Ha avuto per lo più obiettivi economici la visita di ieri in Libia del ministro degli Esteri Di Maio. Due le sue tappe: la prima a Tripoli dove ha incontrato i vertici del Governo di Accordo Nazionale (Gna) di al-Sarraj e la seconda a Qubba (nell’est del Paese). Come al solito Roma si è posta al centro dei due contendenti cercando di raschiare quel po’ di spoglie libiche che il suo alleato nella Nato (la Turchia) non si è ancora accaparrato. Negli incontri tripolini si è discusso soprattutto dei progetti di cooperazione bilaterale, alcuni di berlusconiana memoria: dall’aeroporto della capitale affidato ad un consorzio italiano, alla strada litoranea Amsaed-Ras Jidir che copre l’itera costa libica dall’Egitto alla Tunisia (1.700 chilometri, 5 miliardi di dollari in 20 anni il suo costo). Progetto importante quest’ultimo affidato nel 2012 con un gara d’appalto ad Impregilo. I lavori erano stati poi sospesi per la forte instabilità politica.

Altro tema importante è stato quello dei crediti vantati dalle aziende italiane per lavori iniziati e mai finiti a causa del conflitto: saranno trattati ora da una Commissione italo-libica «ad hoc» guidata per parte italiana dal sottosegretario Di Stefano (volato anche lui ieri in Libia). «Le imprese italiane sono le benvenute da noi», ha assicurato al-Sarraj a Di Maio. Il ministro italiano ha ringraziato. «La Libia – ha affermato – rappresenta un attore importante, uno snodo cruciale per costruire un nuovo modello di sviluppo nel Mediterraneo con scambi commerciali fiorenti e opportunità di crescita».

Accanto alle questioni economiche, il titolare della Farnesina ha affrontato anche quella politica rappresentata dal cessate il fuoco annunciato lo scorso 21 agosto da Tripoli e da Aguila Saleh, il presidente del parlamento rivale di Tobruk (est del Paese). Un’intesa, ha detto Di Maio, che l’Italia «accoglie con favore e sostiene».

Ma a preoccupare non è più solo la guerra tra Tripolitania e Cirenaica: congelato il fronte di Sirte grazie anche all’ascesa politica del «moderato» Saleh ai danni del generale guerrafondaio Haftar, la tensione è infatti ora alle stelle tra le file di al-Sarraj.

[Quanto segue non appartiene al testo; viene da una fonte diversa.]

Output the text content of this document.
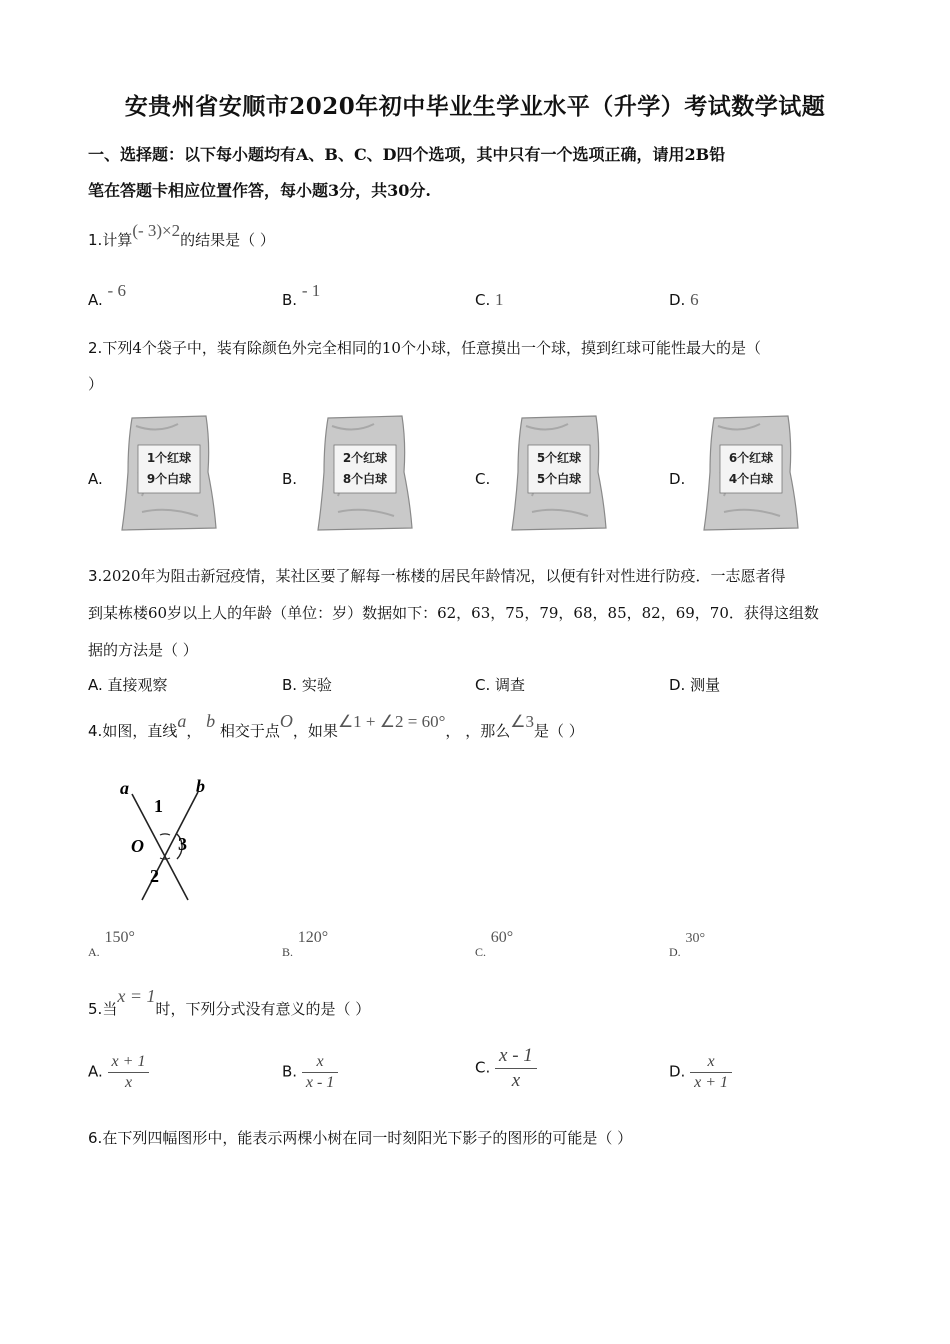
安贵州省安顺市2020年初中毕业生学业水平（升学）考试数学试题
一、选择题：以下每小题均有A、B、C、D四个选项，其中只有一个选项正确，请用2B铅
笔在答题卡相应位置作答，每小题3分，共30分.
1.计算(- 3)×2的结果是（ ）
A. - 6	B. - 1	C. 1	D. 6
2.下列4个袋子中，装有除颜色外完全相同的10个小球，任意摸出一个球，摸到红球可能性最大的是（
）
A.
1个红球
9个白球	B.
2个红球
8个白球	C.
5个红球
5个白球	D.
6个红球
4个白球
3.2020年为阻击新冠疫情，某社区要了解每一栋楼的居民年龄情况，以便有针对性进行防疫．一志愿者得
到某栋楼60岁以上人的年龄（单位：岁）数据如下：62，63，75，79，68，85，82，69，70．获得这组数
据的方法是（ ）
A. 直接观察	B. 实验	C. 调查	D. 测量
4.如图，直线a， b 相交于点O，如果∠1 + ∠2 = 60°， ，那么∠3是（ ）
a	b
1
O 3
2
$_{A.}$ 150°
$_{B.}$ 120°
$_{C.}$ 60°
$_{D.}$ 30°
5.当x = 1时，下列分式没有意义的是（ ）
A. $\frac{x + 1}{x}$	B. $\frac{x}{x - 1}$	C. $\frac{x - 1}{x}$	D. $\frac{x}{x + 1}$
6.在下列四幅图形中，能表示两棵小树在同一时刻阳光下影子的图形的可能是（ ）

La crisi è esplosa pubblicamente lo scorso 28 agosto quando il premier ha sospeso il potente ministro degli Interni Bashagha in attesa di un’indagine sulla sua gestione delle recenti proteste duramente represse in Tripolitania da gruppi armati pro-Gna. Una vicenda non chiara e che secondo la versione in arabo di Russia Today si sarebbe conclusa grazie alla mediazione dei gruppi armati: Bashagha ritornerà al suo incarico e a patto che ciascun gruppo armato resterà nella sua area di influenza.

Scenario non confermato, ma che tuttavia ribadisce quanto il Gna sia ostaggio di milizie più o meno criminali (e islamiste) che rendono il Paese un mosaico difficile da unire. Emblematiche le parole del comandante della Brigata 166ma di Misurata – gruppo armato di primo piano contro lo “Stato Islamico” a Sirte nel 2016 e contro Haftar – che ha già ordinato «il massimo grado di prontezza militare» se Bashagha dovesse essere licenziato. Al-Sarraj, più presidente di qualche municipalità di Tripoli che premier, è avvisato. Osserva per ora in silenzio la crisi politica dei suoi alleati Ankara: in ballo ci sono affari economici e geopolitici in Libia da non bruciare.

Continua a destare preoccupazione anche il Coronavirus. L’altro giorno registrati 543 nuovi contagi (13.966 i totali, 237 i morti). L’epidemia è arrivata anche nel giacimento petrolifero di al-Sharara dove un dipendente filippino è morto di Covid. Possibile ora la sua chiusura.